Mary has a €500k home with a €300k mortgage and a pension fund with €500k invested in equities.
She inherits €300k
She should pay down her mortgage with that.
However, a lot of people compartmentalise their home and mortgage - and look at their other investments completely separately.
If Mary does this, she has €500k in equities so she diversifies by buying an RIP for €300k.
She thinks she is reducing risk, but she is increasing her risk compared to simply paying off her mortgage.
I find this "balance sheet" approach to wealth overly rigid and lacking nuance i.e. Netting off Assets and Liabilities as proxy for security.
The most valuable financial asset you have (when you have limited capital) is your ability to generate a income. Your day to day security is really, can you generate more income than your expenses each day, on average. Rather than the value of assets and liabilities rising/falling in value. Cashflow is the name of the game. Diverse and secure sources of cashflow is real financial security i.e. being able to meet all your outgoings in a variety of economic conditions, such as if you loose your job.
And when looking at cashflows, the fungibility of assets is important. I can sell part of a paper asset, but can only sell a whole unit of a hard asset.
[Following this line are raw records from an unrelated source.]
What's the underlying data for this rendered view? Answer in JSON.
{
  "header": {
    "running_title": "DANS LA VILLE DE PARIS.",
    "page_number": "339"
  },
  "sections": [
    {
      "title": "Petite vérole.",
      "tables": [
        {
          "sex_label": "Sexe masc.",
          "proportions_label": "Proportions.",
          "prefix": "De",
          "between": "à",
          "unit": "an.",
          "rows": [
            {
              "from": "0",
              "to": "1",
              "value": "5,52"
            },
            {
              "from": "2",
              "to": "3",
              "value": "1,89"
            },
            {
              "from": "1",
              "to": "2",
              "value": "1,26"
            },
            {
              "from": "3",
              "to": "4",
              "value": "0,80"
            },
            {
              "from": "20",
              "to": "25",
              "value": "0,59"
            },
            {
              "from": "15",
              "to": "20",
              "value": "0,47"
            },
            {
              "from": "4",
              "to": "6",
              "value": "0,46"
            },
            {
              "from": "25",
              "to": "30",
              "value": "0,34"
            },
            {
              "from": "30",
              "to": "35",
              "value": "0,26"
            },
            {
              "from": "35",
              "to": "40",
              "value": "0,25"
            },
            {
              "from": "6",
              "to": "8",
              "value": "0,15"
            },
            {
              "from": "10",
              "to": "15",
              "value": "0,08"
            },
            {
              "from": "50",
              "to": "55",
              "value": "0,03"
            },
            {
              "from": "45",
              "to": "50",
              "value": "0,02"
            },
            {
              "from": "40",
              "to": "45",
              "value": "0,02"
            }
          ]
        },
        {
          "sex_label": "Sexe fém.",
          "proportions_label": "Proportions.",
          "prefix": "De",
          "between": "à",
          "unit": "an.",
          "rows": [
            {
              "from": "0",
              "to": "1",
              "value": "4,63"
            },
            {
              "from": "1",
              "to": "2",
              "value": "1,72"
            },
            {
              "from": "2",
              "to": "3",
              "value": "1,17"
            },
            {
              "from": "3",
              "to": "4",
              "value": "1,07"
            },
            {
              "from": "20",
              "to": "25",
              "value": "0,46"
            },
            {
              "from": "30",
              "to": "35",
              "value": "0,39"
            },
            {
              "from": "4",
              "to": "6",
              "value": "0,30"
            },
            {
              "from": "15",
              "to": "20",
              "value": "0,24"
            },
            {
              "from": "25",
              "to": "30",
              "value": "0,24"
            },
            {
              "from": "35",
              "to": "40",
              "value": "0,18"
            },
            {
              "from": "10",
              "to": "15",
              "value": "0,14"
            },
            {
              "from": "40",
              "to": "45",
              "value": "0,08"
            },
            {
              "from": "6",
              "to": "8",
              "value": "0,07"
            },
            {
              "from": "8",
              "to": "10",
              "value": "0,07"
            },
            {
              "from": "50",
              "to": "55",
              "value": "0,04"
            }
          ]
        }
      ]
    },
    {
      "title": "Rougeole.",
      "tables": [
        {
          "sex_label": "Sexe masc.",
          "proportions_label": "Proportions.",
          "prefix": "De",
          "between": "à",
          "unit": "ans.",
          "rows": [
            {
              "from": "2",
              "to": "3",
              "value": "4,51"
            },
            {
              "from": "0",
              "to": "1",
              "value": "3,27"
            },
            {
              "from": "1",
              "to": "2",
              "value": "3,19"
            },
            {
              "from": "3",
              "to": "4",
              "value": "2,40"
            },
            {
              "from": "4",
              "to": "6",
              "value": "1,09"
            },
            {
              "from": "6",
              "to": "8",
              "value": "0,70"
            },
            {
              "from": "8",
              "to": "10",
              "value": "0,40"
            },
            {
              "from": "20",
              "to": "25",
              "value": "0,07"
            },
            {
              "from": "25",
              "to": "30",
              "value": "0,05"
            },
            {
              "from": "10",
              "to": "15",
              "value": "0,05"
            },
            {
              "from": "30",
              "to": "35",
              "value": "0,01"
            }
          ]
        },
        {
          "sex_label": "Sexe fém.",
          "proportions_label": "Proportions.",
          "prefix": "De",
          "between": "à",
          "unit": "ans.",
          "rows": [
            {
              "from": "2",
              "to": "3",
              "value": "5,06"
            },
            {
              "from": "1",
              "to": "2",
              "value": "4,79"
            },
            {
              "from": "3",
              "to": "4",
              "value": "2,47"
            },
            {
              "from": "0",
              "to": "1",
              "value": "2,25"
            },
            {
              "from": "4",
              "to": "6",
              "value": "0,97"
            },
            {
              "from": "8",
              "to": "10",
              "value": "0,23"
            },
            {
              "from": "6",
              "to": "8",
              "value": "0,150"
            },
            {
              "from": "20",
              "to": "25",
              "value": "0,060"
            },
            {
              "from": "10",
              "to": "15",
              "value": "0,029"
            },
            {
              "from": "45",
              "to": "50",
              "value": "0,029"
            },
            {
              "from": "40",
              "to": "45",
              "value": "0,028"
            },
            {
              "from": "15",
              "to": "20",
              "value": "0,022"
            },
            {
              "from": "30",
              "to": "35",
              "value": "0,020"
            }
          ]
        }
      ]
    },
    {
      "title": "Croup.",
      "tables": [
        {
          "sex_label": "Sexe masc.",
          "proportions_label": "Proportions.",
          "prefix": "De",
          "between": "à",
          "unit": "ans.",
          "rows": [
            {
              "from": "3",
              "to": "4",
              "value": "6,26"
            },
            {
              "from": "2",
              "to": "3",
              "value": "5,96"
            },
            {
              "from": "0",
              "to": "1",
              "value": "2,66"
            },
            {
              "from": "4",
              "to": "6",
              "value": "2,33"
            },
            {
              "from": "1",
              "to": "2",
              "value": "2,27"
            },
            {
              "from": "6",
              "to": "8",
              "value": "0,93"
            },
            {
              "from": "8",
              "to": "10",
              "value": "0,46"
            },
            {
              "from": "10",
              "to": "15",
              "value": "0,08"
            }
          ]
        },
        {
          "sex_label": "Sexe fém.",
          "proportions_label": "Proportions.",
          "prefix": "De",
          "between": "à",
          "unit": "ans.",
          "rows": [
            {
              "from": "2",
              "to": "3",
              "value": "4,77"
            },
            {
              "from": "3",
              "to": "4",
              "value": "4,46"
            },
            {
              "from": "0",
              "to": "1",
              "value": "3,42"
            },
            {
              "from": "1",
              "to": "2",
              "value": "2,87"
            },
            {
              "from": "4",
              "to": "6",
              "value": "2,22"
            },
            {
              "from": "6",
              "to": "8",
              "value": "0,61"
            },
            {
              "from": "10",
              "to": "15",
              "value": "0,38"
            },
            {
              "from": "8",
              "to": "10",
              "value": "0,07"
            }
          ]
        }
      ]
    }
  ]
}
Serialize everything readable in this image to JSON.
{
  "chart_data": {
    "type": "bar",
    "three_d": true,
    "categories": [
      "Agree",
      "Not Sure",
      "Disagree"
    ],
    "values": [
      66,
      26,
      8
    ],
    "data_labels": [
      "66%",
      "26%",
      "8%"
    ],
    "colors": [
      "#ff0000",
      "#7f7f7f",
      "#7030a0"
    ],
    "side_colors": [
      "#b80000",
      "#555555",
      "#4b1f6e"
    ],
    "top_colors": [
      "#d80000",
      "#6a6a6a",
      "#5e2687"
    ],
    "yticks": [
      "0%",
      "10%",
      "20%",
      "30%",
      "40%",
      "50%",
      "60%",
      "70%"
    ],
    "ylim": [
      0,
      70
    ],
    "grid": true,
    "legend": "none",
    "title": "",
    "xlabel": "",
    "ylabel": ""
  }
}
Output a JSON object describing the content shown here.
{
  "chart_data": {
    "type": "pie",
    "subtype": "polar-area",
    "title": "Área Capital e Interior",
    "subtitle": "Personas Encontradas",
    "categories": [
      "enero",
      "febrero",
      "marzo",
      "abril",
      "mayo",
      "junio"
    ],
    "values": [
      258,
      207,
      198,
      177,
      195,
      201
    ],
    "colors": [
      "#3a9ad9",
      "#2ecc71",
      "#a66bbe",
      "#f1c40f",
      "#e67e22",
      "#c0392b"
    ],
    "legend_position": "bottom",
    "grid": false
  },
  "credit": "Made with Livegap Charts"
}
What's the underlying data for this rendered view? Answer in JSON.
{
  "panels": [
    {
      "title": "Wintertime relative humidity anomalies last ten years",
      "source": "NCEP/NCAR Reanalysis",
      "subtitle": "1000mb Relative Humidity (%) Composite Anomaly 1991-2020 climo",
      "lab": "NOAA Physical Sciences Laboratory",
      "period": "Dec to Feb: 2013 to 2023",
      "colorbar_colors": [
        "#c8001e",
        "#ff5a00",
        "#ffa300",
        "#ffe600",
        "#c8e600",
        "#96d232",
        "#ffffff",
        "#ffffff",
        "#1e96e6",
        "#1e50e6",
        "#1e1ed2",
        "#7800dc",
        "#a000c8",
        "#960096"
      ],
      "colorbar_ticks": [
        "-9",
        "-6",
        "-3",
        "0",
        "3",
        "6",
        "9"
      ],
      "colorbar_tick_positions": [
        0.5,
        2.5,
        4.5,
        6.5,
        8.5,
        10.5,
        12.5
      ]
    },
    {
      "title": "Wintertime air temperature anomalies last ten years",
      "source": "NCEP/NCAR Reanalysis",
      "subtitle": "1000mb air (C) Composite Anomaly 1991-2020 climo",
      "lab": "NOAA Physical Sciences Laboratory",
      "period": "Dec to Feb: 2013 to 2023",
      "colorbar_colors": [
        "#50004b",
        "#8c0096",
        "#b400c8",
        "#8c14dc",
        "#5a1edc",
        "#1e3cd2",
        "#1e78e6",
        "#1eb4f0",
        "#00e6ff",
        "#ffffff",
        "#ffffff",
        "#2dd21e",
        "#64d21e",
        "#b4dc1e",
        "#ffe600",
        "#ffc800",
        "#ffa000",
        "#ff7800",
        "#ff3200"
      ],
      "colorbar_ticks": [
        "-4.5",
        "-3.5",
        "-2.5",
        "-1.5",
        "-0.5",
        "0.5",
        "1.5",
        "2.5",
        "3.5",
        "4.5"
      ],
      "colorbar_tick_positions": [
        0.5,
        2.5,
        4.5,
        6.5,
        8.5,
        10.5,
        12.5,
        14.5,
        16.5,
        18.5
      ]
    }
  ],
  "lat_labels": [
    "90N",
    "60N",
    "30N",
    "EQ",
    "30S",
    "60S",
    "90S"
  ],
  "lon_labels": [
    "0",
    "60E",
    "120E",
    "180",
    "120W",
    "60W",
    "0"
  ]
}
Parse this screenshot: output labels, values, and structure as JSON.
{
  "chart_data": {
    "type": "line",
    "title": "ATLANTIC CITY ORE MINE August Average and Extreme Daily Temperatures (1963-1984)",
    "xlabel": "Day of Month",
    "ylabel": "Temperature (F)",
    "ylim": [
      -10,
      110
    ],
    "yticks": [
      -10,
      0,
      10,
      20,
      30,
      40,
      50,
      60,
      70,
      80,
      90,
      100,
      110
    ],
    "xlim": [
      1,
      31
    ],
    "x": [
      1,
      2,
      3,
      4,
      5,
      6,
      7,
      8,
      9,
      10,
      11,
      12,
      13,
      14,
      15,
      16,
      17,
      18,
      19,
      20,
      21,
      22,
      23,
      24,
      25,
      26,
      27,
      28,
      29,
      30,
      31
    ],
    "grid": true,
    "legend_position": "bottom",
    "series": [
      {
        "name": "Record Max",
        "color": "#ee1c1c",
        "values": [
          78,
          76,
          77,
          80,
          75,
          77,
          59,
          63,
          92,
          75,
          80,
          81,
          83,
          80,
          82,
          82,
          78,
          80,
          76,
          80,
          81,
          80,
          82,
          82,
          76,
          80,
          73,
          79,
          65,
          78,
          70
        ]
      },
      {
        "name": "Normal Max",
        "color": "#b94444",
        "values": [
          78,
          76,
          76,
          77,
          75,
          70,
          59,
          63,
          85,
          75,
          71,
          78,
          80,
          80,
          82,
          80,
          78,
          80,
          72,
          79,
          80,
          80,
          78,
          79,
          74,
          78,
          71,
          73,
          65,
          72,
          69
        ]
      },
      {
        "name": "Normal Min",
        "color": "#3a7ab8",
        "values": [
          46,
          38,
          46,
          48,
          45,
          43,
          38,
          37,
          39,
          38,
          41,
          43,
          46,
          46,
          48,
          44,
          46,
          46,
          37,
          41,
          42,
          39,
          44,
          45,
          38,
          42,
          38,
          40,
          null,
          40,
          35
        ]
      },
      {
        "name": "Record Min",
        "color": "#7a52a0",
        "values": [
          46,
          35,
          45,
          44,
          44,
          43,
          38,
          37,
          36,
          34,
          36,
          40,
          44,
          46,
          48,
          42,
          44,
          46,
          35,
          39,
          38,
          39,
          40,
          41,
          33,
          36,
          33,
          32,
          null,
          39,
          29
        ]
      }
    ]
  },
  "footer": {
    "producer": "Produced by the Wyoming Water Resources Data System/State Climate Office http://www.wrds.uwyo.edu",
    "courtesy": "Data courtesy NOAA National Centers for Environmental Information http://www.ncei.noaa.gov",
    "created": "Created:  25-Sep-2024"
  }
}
If I have a salary, say I use it to pay mortgage and non-mortgage expenses. If I pay off my mortgage, it eliminates only part of my expenses and that capital is gone (from a utility point of view). Loosing my job - I still need to meet my non-mortgage expenses. If I have mortgage and non-mortgage expenses and loose my job, but invest the available capital, I still have a large financial asset from which I can cover my outgoings. The difference between the two positions is the duration with which each position can be sustained before ruin occurs. The longer I can sustain the position, the greater the probability I can recover (therefore the greater the security).
With this way of thinking, obviously, discipline and financial literacy are important while also balancing ones approach. The extreme position is paying off a mortgage completely, removing someone's recourse to a property, which is great. Its not as clear cut as paying off 10,20k at a time i.e. reducing your mortgage expenses by €50/100 per month. If you lose your job - you're still in the position of trying to cover €1900 per month rather than €2000, but if you retain the €20k, you can sustain yourself for 10 months.